Perfect Stranger Review

Perfect Stranger
A woman (Berry) who goes undercover online to investigate a friend’s murder.

by Dan Jolin |
Published on
Release Date:

13 Apr 2007

Running Time:

109 minutes

Certificate:

15

Original Title:

Perfect Stranger

It’s been claimed director  James Foley shot three endings for this glossy and, he would like you to think, ‘steamy’ thriller, each revealing a different killer. Having seen the finished product, that’s easy to believe. There’s little storytelling craft in evidence and scant regard for the planting of subtle clues. Instead, we trudge down the occasional blind alley, chewing joylessly on a scrap or two of past-its-sell-by-date red herring before we stumble over the point in the script where it says “[insert twist here]”. That said twist is inserted with all the finesse of a square peg bludgeoned hurriedly into a round hole only adds insult to injury.

And when will studio execs learn that the internet never makes good cinema? Even if it’s someone as gorgeous as Halle Berry perched in front of her Vaio (this is a Sony movie), her pensive expression bathed in cold monitor-light blue, her mouth moving as she repeats aloud every word she’s reading and typing… Hang on, who does that? Either Foley realised that having Berry type silently would just be too boring, or he thinks his audience is really so imbecilic that it can’t read the words he clearly shows her inputting. Boring or stupid? What a choice. But somehow this film is both.

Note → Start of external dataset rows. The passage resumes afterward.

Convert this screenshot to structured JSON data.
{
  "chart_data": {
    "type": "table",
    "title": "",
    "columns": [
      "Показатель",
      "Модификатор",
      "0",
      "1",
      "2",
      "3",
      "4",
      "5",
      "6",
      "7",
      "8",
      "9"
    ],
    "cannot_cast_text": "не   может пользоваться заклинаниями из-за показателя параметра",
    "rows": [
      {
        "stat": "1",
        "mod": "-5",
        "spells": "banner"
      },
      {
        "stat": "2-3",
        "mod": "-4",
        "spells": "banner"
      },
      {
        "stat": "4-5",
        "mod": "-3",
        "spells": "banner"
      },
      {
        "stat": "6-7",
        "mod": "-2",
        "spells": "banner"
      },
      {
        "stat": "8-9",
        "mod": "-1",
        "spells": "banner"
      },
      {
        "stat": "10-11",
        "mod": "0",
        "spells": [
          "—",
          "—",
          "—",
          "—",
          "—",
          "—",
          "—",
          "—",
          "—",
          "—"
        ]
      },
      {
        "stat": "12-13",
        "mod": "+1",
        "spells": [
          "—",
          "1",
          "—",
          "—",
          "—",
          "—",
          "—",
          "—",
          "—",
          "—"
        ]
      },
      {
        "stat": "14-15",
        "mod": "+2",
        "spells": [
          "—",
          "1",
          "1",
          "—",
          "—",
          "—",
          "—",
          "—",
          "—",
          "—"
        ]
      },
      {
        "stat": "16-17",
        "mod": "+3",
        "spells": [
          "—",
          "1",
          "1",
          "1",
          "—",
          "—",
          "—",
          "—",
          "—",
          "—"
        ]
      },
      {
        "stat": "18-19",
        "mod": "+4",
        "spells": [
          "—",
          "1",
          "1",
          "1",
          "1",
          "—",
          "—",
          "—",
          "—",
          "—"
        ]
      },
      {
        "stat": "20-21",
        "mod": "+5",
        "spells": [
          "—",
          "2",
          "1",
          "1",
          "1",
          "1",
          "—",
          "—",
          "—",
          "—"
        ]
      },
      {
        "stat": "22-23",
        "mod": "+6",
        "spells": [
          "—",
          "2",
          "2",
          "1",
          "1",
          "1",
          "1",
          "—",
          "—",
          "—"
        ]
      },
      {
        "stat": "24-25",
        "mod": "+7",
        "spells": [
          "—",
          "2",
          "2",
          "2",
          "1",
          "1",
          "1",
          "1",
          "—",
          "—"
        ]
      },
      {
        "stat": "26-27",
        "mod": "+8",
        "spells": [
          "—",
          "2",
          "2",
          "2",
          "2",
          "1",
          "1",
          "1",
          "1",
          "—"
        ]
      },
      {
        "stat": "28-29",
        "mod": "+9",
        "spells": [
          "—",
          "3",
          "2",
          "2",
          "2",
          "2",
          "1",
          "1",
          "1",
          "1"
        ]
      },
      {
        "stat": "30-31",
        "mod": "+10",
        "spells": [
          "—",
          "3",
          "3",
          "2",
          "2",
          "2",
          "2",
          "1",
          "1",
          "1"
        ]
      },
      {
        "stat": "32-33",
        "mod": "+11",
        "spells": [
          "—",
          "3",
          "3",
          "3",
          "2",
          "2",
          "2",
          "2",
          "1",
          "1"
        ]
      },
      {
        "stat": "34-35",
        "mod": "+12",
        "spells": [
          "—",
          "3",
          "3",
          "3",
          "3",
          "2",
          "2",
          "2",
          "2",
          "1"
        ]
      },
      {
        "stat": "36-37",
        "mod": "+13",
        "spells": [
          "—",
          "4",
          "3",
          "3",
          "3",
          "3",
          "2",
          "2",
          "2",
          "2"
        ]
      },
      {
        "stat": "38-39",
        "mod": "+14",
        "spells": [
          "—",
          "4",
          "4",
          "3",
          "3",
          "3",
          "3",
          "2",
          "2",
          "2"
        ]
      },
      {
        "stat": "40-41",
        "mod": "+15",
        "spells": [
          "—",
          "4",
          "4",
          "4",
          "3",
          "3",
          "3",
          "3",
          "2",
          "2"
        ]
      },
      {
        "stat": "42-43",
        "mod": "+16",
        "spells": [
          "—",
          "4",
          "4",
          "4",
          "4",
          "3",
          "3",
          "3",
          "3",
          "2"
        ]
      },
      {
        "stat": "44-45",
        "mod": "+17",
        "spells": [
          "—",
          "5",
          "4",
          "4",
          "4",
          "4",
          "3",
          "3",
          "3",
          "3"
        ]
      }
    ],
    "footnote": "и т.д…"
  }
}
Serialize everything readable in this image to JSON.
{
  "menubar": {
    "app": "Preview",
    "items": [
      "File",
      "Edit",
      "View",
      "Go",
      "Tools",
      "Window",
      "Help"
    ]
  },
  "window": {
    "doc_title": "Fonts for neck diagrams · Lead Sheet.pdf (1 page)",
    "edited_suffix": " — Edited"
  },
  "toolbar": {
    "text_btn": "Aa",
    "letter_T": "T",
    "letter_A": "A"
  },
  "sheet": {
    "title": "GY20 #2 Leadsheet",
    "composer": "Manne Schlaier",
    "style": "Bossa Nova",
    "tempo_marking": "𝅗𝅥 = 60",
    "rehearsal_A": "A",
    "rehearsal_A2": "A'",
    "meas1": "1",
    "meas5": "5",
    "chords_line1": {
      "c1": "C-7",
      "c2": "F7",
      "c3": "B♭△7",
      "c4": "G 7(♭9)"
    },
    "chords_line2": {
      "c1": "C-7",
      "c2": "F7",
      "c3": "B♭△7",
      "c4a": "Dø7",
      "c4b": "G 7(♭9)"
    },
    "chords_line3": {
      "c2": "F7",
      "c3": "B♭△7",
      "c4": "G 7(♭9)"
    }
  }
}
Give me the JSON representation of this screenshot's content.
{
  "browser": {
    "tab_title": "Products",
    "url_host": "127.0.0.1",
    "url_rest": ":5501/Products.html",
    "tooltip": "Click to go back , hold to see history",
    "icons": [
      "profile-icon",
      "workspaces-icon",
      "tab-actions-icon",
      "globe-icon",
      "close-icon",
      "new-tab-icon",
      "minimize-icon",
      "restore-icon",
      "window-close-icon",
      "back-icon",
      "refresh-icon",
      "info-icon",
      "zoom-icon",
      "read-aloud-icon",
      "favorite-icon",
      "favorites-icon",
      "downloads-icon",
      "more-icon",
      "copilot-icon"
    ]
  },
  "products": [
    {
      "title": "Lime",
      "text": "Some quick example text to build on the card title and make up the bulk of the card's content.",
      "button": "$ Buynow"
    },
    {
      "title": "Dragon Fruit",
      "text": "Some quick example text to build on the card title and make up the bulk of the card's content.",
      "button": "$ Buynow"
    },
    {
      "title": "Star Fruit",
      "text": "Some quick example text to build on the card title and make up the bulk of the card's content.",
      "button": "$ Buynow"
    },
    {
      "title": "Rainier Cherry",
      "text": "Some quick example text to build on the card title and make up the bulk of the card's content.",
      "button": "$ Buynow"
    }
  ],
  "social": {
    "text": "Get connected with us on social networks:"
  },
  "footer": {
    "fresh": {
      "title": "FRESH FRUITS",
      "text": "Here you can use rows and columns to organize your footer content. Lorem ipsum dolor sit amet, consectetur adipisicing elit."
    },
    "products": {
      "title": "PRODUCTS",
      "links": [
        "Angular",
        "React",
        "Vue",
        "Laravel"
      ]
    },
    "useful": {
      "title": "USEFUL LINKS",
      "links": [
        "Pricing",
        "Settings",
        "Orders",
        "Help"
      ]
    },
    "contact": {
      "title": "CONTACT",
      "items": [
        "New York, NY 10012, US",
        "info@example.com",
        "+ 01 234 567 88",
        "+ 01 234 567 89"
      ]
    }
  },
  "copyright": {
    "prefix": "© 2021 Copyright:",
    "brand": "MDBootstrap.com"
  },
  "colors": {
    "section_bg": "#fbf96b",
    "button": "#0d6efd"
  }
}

Berry does her utmost to maintain poise while treading around the mess. God knows she’s had practice, and she at least imbues Rowena with enough vivacity to maintain a smidgen of interest in her investigation.Even so, you can’t help thinking she’s perhaps hoping that we won’t realise it’s really her. Maybe that explains the woolly grey cap she keeps pulling down over her eyes…

The only headwear Bruce Willis has to rely on is the latest in a long line of dodgy  wigs. But the rug is more convincing than Bruce himself, whose weary, weathered features just don’t fit the designer threads of a sleazy, high-flying media exec — not that he tries. Did he phone his performance in? Come on, this is the digital age. Why phone it in when he can use email?

A twist-burdened techno-thriller that would be by-the-numbers if it could count.